I’m going to try to get my blog started again with things that are going on in my life right now.
One of those things is the Climate Justice event put on by the United Methodist Women’s mission u last month. And one of the topics that hit me hard, because I now live in water challenged Arizona, was our overuse of water as a country.
While we are already experiencing water shortages and contaminated groundwater, it is estimated that between two and seven billion people will face water shortages by 2050. Many of us will not be here by then. Our grandchildren will have to deal with the problem. Are we willing to do a few simple things to help them now?
Because I live in an apartment, I concentrated this time on what we can do inside the house. Actually, I hope we are already doing most of these, and I’m sure you can think of others, but let’s remind ourselves of a few simple steps.
We can turn off the water while brushing our teeth.
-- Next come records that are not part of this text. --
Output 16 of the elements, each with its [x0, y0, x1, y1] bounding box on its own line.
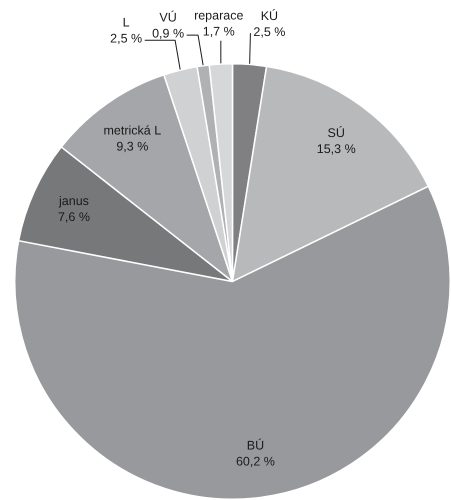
slice-label: VÚ [159, 10, 177, 25]
slice-label: reparace [194, 8, 244, 23]
slice-label: L [122, 16, 130, 30]
data-label: 60,2 % [236, 454, 275, 469]
slice-label: metrická L [104, 123, 162, 138]
data-label: 9,3 % [116, 139, 148, 154]
data-label: 1,7 % [202, 24, 235, 39]
slice-label: KÚ [260, 9, 278, 23]
slice-label: BÚ [246, 438, 264, 453]
data-label: 2,5 % [253, 25, 286, 39]
slice-label: janus [58, 194, 89, 208]
data-label: 15,3 % [316, 142, 356, 156]
slice-label: SÚ [328, 126, 345, 140]
data-label: 0,9 % [152, 26, 184, 41]
data-label: 7,6 % [58, 210, 90, 224]
data-label: 2,5 % [110, 32, 142, 46]
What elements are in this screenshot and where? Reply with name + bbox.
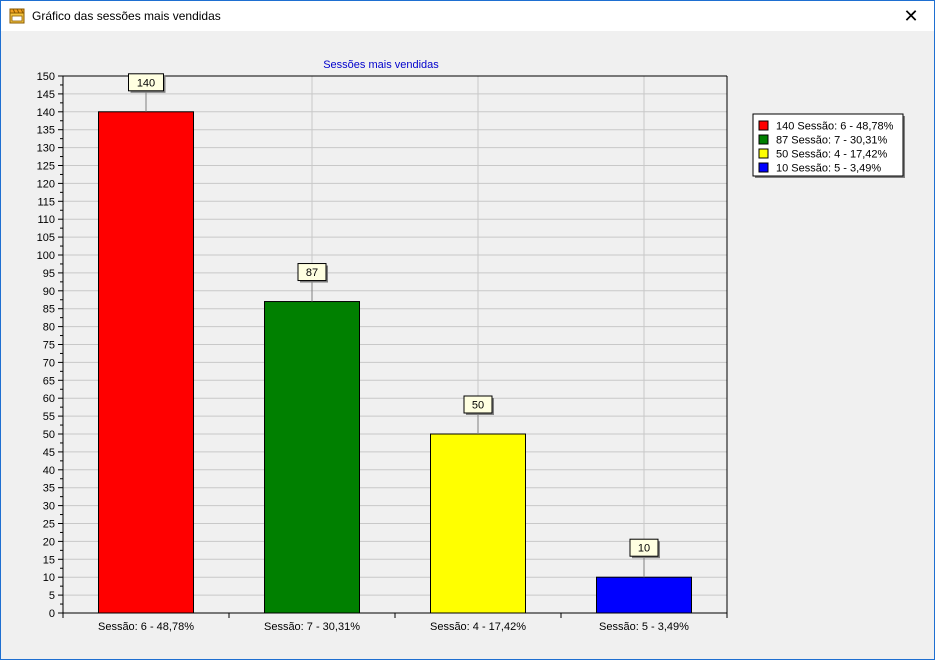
y-tick-label: 10 [43, 572, 55, 584]
y-tick-label: 115 [37, 196, 55, 208]
y-tick-label: 85 [43, 304, 55, 316]
data-label: 87 [306, 267, 318, 279]
legend: 140 Sessão: 6 - 48,78% 87 Sessão: 7 - 30,… [752, 113, 905, 178]
y-tick-label: 30 [43, 501, 55, 513]
y-tick-label: 60 [43, 393, 55, 405]
window-title: Gráfico das sessões mais vendidas [32, 9, 221, 23]
y-tick-label: 0 [49, 608, 55, 620]
x-category-label: Sessão: 6 - 48,78% [98, 621, 194, 633]
y-tick-label: 100 [37, 250, 55, 262]
x-category-label: Sessão: 5 - 3,49% [599, 621, 689, 633]
legend-box [752, 113, 904, 177]
bars [98, 111, 692, 614]
y-tick-label: 5 [49, 590, 55, 602]
legend-swatch [758, 134, 769, 145]
y-tick-label: 90 [43, 286, 55, 298]
y-tick-label: 25 [43, 519, 55, 531]
y-tick-label: 35 [43, 483, 55, 495]
close-button[interactable]: ✕ [903, 5, 919, 26]
data-label-box [128, 73, 164, 92]
y-tick-label: 55 [43, 411, 55, 423]
y-tick-label: 105 [37, 232, 55, 244]
y-tick-label: 15 [43, 554, 55, 566]
legend-entry: 10 Sessão: 5 - 3,49% [776, 163, 881, 175]
y-tick-label: 150 [37, 71, 55, 83]
legend-entry: 140 Sessão: 6 - 48,78% [776, 121, 894, 133]
y-tick-label: 20 [43, 536, 55, 548]
data-label: 50 [472, 400, 484, 412]
legend-swatch [758, 162, 769, 173]
y-tick-label: 110 [37, 214, 55, 226]
legend-entry: 50 Sessão: 4 - 17,42% [776, 149, 888, 161]
y-tick-label: 140 [37, 107, 55, 119]
y-axis-ticks: 0 5 10 15 20 25 30 35 40 45 50 55 60 65 70 75 80 85 90 95 10… [37, 71, 63, 620]
bar [264, 301, 360, 614]
data-label-box [297, 263, 327, 282]
y-tick-label: 45 [43, 447, 55, 459]
y-tick-label: 75 [43, 340, 55, 352]
x-category-label: Sessão: 4 - 17,42% [430, 621, 526, 633]
y-tick-label: 130 [37, 143, 55, 155]
y-tick-label: 145 [37, 89, 55, 101]
x-category-label: Sessão: 7 - 30,31% [264, 621, 360, 633]
bar-chart: 0 5 10 15 20 25 30 35 40 45 50 55 60 65 70 75 80 85 90 95 10… [37, 59, 905, 633]
bar [98, 111, 194, 614]
y-tick-label: 95 [43, 268, 55, 280]
legend-swatch [758, 120, 769, 131]
title-bar[interactable]: Gráfico das sessões mais vendidas ✕ [1, 1, 934, 31]
chart-title: Sessões mais vendidas [323, 59, 439, 71]
data-label-box [629, 538, 659, 557]
data-label: 10 [638, 543, 650, 555]
y-tick-label: 80 [43, 322, 55, 334]
data-labels: 140 87 50 10 [128, 73, 660, 578]
legend-swatch [758, 148, 769, 159]
bar [430, 433, 526, 614]
y-tick-label: 125 [37, 161, 55, 173]
data-label-box [463, 395, 493, 414]
y-tick-label: 70 [43, 357, 55, 369]
y-tick-label: 40 [43, 465, 55, 477]
bar [596, 576, 692, 614]
clapperboard-icon [9, 8, 25, 24]
data-label: 140 [137, 77, 155, 89]
y-tick-label: 50 [43, 429, 55, 441]
y-tick-label: 135 [37, 125, 55, 137]
legend-entry: 87 Sessão: 7 - 30,31% [776, 135, 888, 147]
y-tick-label: 120 [37, 178, 55, 190]
y-tick-label: 65 [43, 375, 55, 387]
x-axis-ticks: Sessão: 6 - 48,78% Sessão: 7 - 30,31% Sess… [62, 613, 728, 633]
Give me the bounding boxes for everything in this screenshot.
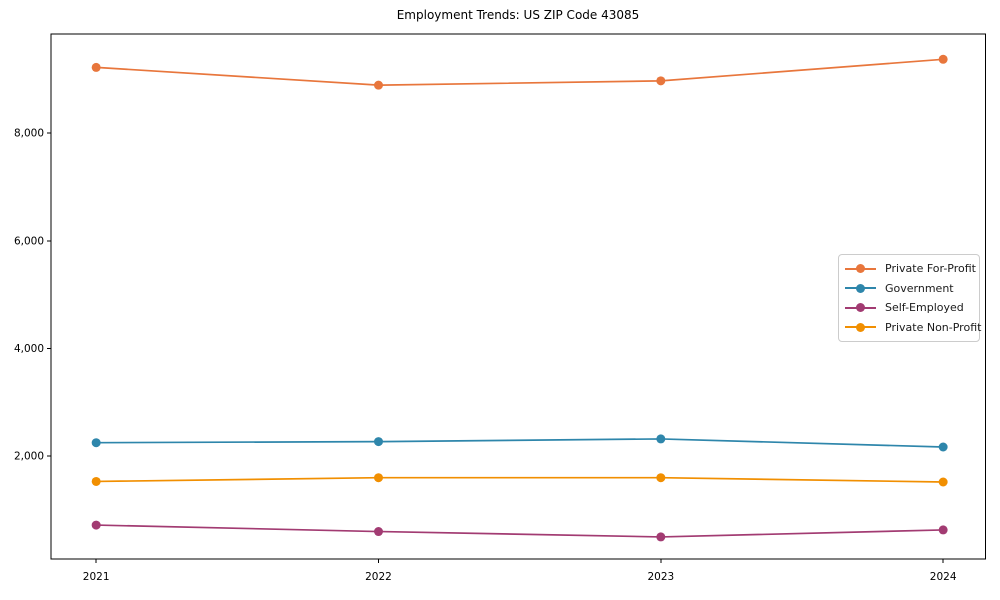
data-point-private-non-profit-2023	[656, 473, 666, 483]
data-point-self-employed-2021	[91, 520, 101, 530]
data-point-self-employed-2022	[373, 527, 383, 537]
data-point-private-for-profit-2022	[373, 80, 383, 90]
data-point-private-non-profit-2021	[91, 476, 101, 486]
series-line-government	[95, 438, 945, 448]
legend-label: Private For-Profit	[885, 262, 976, 276]
x-tick-label: 2021	[83, 571, 110, 583]
x-tick-label: 2024	[930, 571, 957, 583]
legend-label: Self-Employed	[885, 301, 964, 315]
data-point-private-for-profit-2024	[938, 54, 948, 64]
data-point-government-2024	[938, 442, 948, 452]
legend-item-private-for-profit: Private For-Profit	[845, 259, 976, 278]
legend-label: Government	[885, 281, 954, 295]
plot-frame	[50, 33, 986, 560]
legend-item-private-non-profit: Private Non-Profit	[845, 318, 981, 337]
data-point-self-employed-2023	[656, 532, 666, 542]
data-point-government-2021	[91, 438, 101, 448]
chart-legend: Private For-Profit Government Self-Employe…	[838, 254, 981, 342]
data-point-private-for-profit-2023	[656, 76, 666, 86]
series-line-private-for-profit	[95, 58, 945, 87]
legend-marker-icon	[845, 264, 876, 274]
legend-item-government: Government	[845, 279, 973, 298]
y-tick-label: 6,000	[14, 235, 44, 247]
legend-item-self-employed: Self-Employed	[845, 298, 973, 317]
data-point-private-for-profit-2021	[91, 62, 101, 72]
legend-label: Private Non-Profit	[885, 320, 982, 334]
x-tick-label: 2022	[365, 571, 392, 583]
legend-marker-icon	[845, 283, 876, 293]
y-tick-label: 2,000	[14, 451, 44, 463]
y-tick-label: 8,000	[14, 128, 44, 140]
data-point-government-2022	[373, 437, 383, 447]
series-line-private-non-profit	[95, 476, 945, 483]
legend-marker-icon	[845, 322, 876, 332]
data-point-private-non-profit-2022	[373, 473, 383, 483]
data-point-private-non-profit-2024	[938, 477, 948, 487]
data-point-self-employed-2024	[938, 525, 948, 535]
y-tick-label: 4,000	[14, 343, 44, 355]
legend-marker-icon	[845, 303, 876, 313]
x-tick-label: 2023	[647, 571, 674, 583]
data-point-government-2023	[656, 434, 666, 444]
series-line-self-employed	[95, 524, 945, 538]
chart-title: Employment Trends: US ZIP Code 43085	[396, 8, 640, 22]
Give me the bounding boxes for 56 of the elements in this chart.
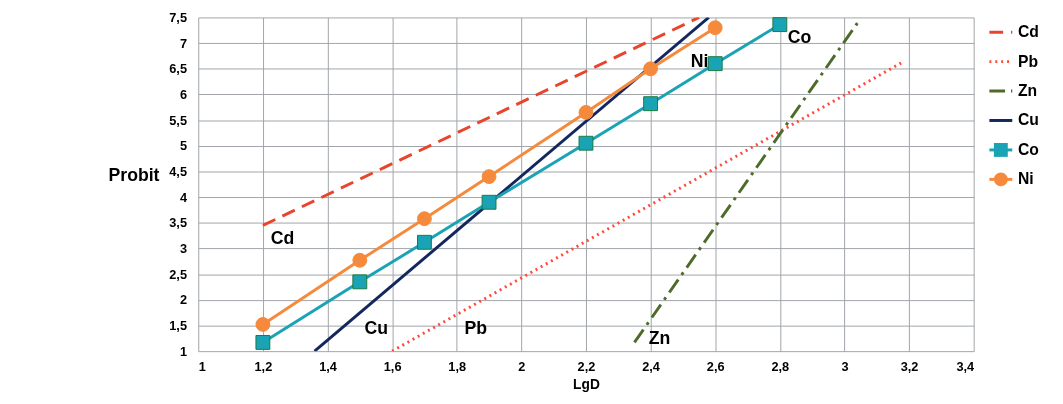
point [707, 56, 723, 72]
x-tick-label: 1,2 [254, 359, 273, 375]
annotation: Pb [464, 317, 488, 338]
annotation: Cu [364, 317, 388, 338]
point [417, 234, 432, 250]
annotation: Zn [648, 328, 671, 349]
x-tick-label: 1,6 [383, 359, 402, 375]
x-tick-label: 1,4 [319, 359, 338, 375]
point [255, 335, 271, 350]
y-tick-label: 5,5 [169, 112, 187, 128]
y-tick-label: 3,5 [169, 215, 187, 231]
point [352, 252, 368, 268]
y-tick-label: 1 [179, 343, 187, 359]
x-tick-label: 3,2 [900, 359, 919, 375]
x-tick-label: 2,2 [577, 359, 596, 375]
point [481, 169, 497, 185]
x-tick-label: 3,4 [956, 359, 976, 375]
x-tick-label: 2,6 [706, 359, 725, 375]
x-tick-label: 2,4 [642, 359, 661, 375]
point [707, 20, 723, 36]
point [255, 317, 271, 332]
legend-label: Zn [1018, 81, 1038, 99]
point [643, 61, 659, 77]
y-tick-label: 3 [179, 240, 187, 256]
legend-label: Pb [1018, 52, 1039, 70]
x-tick-label: 3 [841, 359, 849, 375]
point [578, 135, 594, 151]
y-tick-label: 2,5 [169, 266, 187, 282]
x-tick-label: 2 [518, 359, 526, 375]
point [417, 211, 432, 227]
y-tick-label: 1,5 [169, 317, 187, 333]
annotation: Co [787, 27, 812, 48]
y-axis-title: Probit [108, 164, 160, 185]
legend-label: Cd [1018, 23, 1039, 41]
y-tick-label: 6 [179, 86, 187, 102]
y-tick-label: 4 [179, 189, 188, 205]
y-tick-label: 5 [179, 138, 187, 154]
x-tick-label: 1 [198, 359, 206, 375]
y-tick-label: 7,5 [169, 9, 187, 25]
point [578, 105, 594, 120]
y-tick-label: 4,5 [169, 163, 187, 179]
y-tick-label: 2 [179, 292, 187, 308]
point [352, 274, 368, 290]
legend-label: Co [1018, 140, 1039, 158]
y-tick-label: 6,5 [169, 61, 187, 77]
y-tick-label: 7 [179, 35, 187, 51]
annotation: Ni [690, 50, 709, 71]
x-tick-label: 2,8 [771, 359, 790, 375]
point [481, 194, 497, 210]
x-tick-label: 1,8 [448, 359, 467, 375]
point [772, 17, 788, 33]
annotation: Cd [270, 228, 295, 249]
point [643, 96, 659, 112]
legend-label: Ni [1018, 170, 1034, 188]
x-axis-title: LgD [573, 376, 600, 392]
legend-label: Cu [1018, 111, 1039, 129]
Showers take less water than baths (unless we take long soaks in the downpour). We can enhance our savings by getting wet, turning off the shower, lathering up, and turning on the shower to rinse. I have the shower running about three minutes doing this.
We can run the washing machine only when we have a full load, and use the reduced load settings when we need to run it less than full.
Used properly, and only run when it is full, the dishwasher uses less water than handwashing. However, that means we don’t use gallons of water rinsing and preparing dishes for the dishwasher. Instead, we can soak or rinse them using the same water in a container several times. Some dishwashers can handle dishes without rinsing at all, only scraping. If we do hand wash, don’t run the water constantly. Use a pan or sink of soapy water and another of rinse water or wash all the dishes before turning on the water to rinse them.
Keep drinking water in the refrigerator rather than running it from the tap to get cold every time we take a drink.
Get food from the freezer early enough to thaw in the refrigerator rather than thawing it under running water.
We can run the tap water only as fast as necessary to wash our hands and for other incidental uses.
Perhaps you can think of other things to add. If so, leave them in a comment. I plan to start using a bucket to catch the shower water while it is warming up and using that water to water plants and flush my toilet.
An African proverb says: “Many little people, in many little places, taking many little steps, can change the face of the world.”